If you care specifically about R2, I think the more optimal solution is to support it through the object store rather than have some separate locking mechanism. Unlike S3, R2 has support for conditional PutObject
(docs). I think that could be used to implement a workable rename_if_not_exist
operation (or maybe the same headers are supported in Copy / Replace operations?).
(Though also note that R2 doesn't work well right now because their multi-part upload doesn't seem to be compatible with S3.)
If S3 ever comes out with support with atomic rename_if_not_exist or copy_if_not_exist, then the whole lock client thing will be moot. GCS and Azure Blog store don't need any locking client because they support these operations out-of-the-box.
I am mostly just interested in R2 - let me check with the R2 team to see if CopyObject
supports those conditional headers.
I figured switching to a trait would "plugin" better to the existing locking that uses DynamoDB, but I am fine with either approach.

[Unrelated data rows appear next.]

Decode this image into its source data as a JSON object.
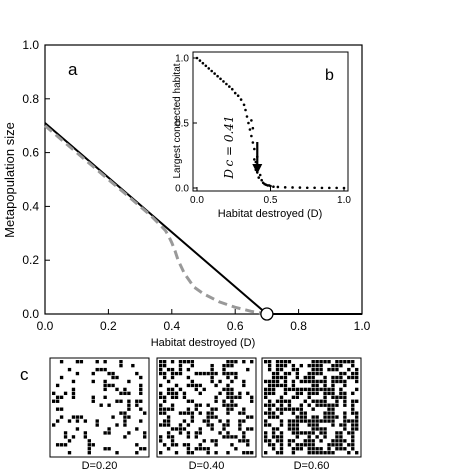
{
  "chart_data": [
    {
      "panel": "a",
      "type": "line",
      "xlabel": "Habitat destroyed (D)",
      "ylabel": "Metapopulation size",
      "xlim": [
        0,
        1
      ],
      "ylim": [
        0,
        1
      ],
      "xticks": [
        "0.0",
        "0.2",
        "0.4",
        "0.6",
        "0.8",
        "1.0"
      ],
      "yticks": [
        "0.0",
        "0.2",
        "0.4",
        "0.6",
        "0.8",
        "1.0"
      ],
      "series": [
        {
          "style": "solid",
          "color": "#000000",
          "x": [
            0.0,
            0.7,
            1.0
          ],
          "y": [
            0.71,
            0.0,
            0.0
          ]
        },
        {
          "style": "dashed",
          "color": "#999999",
          "x": [
            0.0,
            0.05,
            0.1,
            0.15,
            0.2,
            0.25,
            0.3,
            0.33,
            0.36,
            0.38,
            0.39,
            0.4,
            0.41,
            0.42,
            0.44,
            0.47,
            0.5,
            0.55,
            0.6,
            0.65,
            0.7
          ],
          "y": [
            0.7,
            0.65,
            0.6,
            0.55,
            0.5,
            0.45,
            0.4,
            0.37,
            0.335,
            0.31,
            0.29,
            0.265,
            0.235,
            0.2,
            0.15,
            0.1,
            0.075,
            0.045,
            0.025,
            0.01,
            0.0
          ]
        }
      ],
      "marker": {
        "label": "open circle",
        "x": 0.7,
        "y": 0.0
      }
    },
    {
      "panel": "b",
      "type": "scatter",
      "xlabel": "Habitat destroyed (D)",
      "ylabel": "Largest connected habitat",
      "xlim": [
        0,
        1
      ],
      "ylim": [
        0,
        1
      ],
      "xticks": [
        "0.0",
        "0.5",
        "1.0"
      ],
      "yticks": [
        "0.0",
        "0.5",
        "1.0"
      ],
      "annotation": {
        "text": "D c = 0.41",
        "arrow_x": 0.41
      },
      "points": {
        "x": [
          0.0,
          0.02,
          0.04,
          0.06,
          0.08,
          0.1,
          0.12,
          0.14,
          0.16,
          0.18,
          0.2,
          0.22,
          0.24,
          0.26,
          0.28,
          0.3,
          0.32,
          0.33,
          0.34,
          0.35,
          0.36,
          0.37,
          0.37,
          0.38,
          0.38,
          0.39,
          0.39,
          0.4,
          0.4,
          0.41,
          0.41,
          0.42,
          0.42,
          0.43,
          0.44,
          0.45,
          0.46,
          0.47,
          0.48,
          0.49,
          0.5,
          0.52,
          0.55,
          0.6,
          0.65,
          0.7,
          0.75,
          0.8,
          0.85,
          0.9,
          0.95,
          1.0
        ],
        "y": [
          1.0,
          0.98,
          0.96,
          0.94,
          0.92,
          0.9,
          0.88,
          0.86,
          0.84,
          0.82,
          0.8,
          0.78,
          0.76,
          0.73,
          0.71,
          0.68,
          0.64,
          0.6,
          0.55,
          0.5,
          0.45,
          0.4,
          0.52,
          0.46,
          0.35,
          0.3,
          0.22,
          0.2,
          0.14,
          0.12,
          0.24,
          0.08,
          0.16,
          0.1,
          0.06,
          0.04,
          0.03,
          0.025,
          0.02,
          0.02,
          0.015,
          0.01,
          0.008,
          0.005,
          0.004,
          0.003,
          0.002,
          0.002,
          0.001,
          0.001,
          0.001,
          0.0
        ]
      }
    }
  ],
  "panel_labels": {
    "a": "a",
    "b": "b",
    "c": "c"
  },
  "snapshots": [
    {
      "label": "D=0.20",
      "density": 0.2,
      "seed": 3
    },
    {
      "label": "D=0.40",
      "density": 0.4,
      "seed": 11
    },
    {
      "label": "D=0.60",
      "density": 0.6,
      "seed": 29
    }
  ]
}
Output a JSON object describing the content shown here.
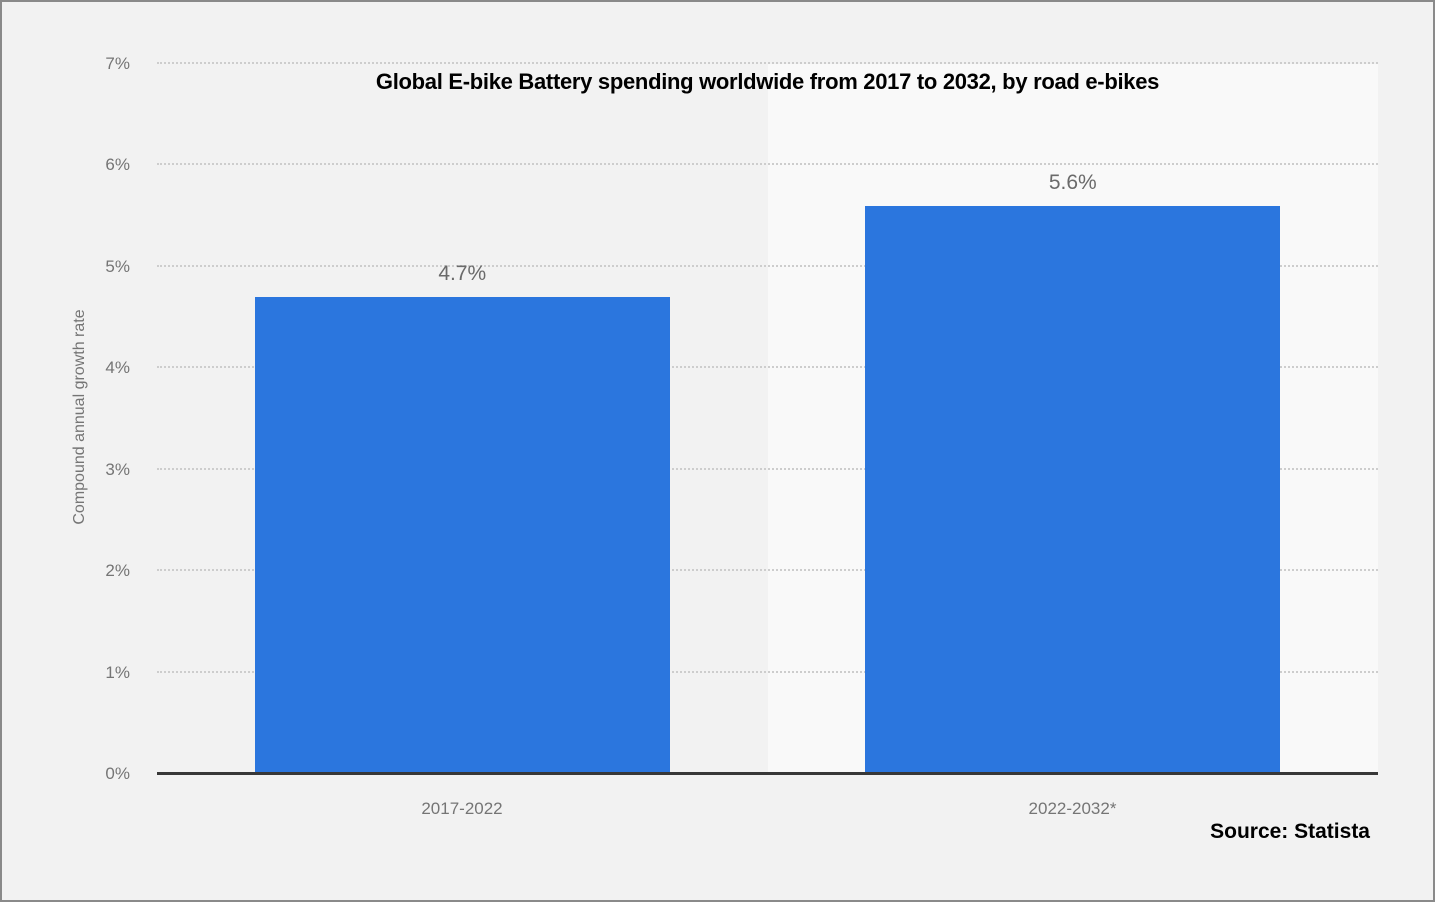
{
  "chart_data": {
    "type": "bar",
    "title": "Global E-bike Battery spending worldwide from 2017 to 2032, by road e-bikes",
    "categories": [
      "2017-2022",
      "2022-2032*"
    ],
    "values": [
      4.7,
      5.6
    ],
    "value_labels": [
      "4.7%",
      "5.6%"
    ],
    "xlabel": "",
    "ylabel": "Compound annual growth rate",
    "ylim": [
      0,
      7
    ],
    "yticks": [
      "0%",
      "1%",
      "2%",
      "3%",
      "4%",
      "5%",
      "6%",
      "7%"
    ],
    "grid": "horizontal-dotted",
    "legend_position": "none",
    "bar_color": "#2b76de",
    "plot_background": "#f2f2f2",
    "alternate_band_color": "#f9f9f9",
    "axis_line_color": "#383838",
    "gridline_color": "#cdcdcd"
  },
  "source": {
    "label": "Source: Statista"
  }
}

S3-compatible providers all have their own quirks, so that was the most straightforward approach that lets the user deal with those.
(Though also note that R2 doesn't work well right now because their multi-part upload doesn't seem to be compatible with S3.)
Kind of an aside, but can you send me details on the issue you are referencing there? I am on the Slack and would be interested in hearing it to provide the feedback to the R2 team.
@cmackenzie1 I need confirmation from the R2 team, but the implementation in object-store-rs is based on the one in Arrow C++, and I think there's an issue where they don't support non-equal part sizes: https://github.com/apache/arrow/issues/34363#issuecomment-1500972227
I followed up with the R2 team, and they confirmed that it is still the case for S3 multipart uploads requiring parts to be the same size (except the last).
For the CopyObject
operation, they do support the headers listed here: x-amz-copy-source-*
Description
In the rust crate is it possible to support s3 based delta lakes without the need to pull in and use the dynamodb lock client? I understand the need for the lock client (after reading the paper) but if I know I will ever only have one writer for the deltalake I don't really need to locking mechanism.
Could I somehow achieve this by manually creating an object store somehow (with s3 backend) and passing it to deltalake?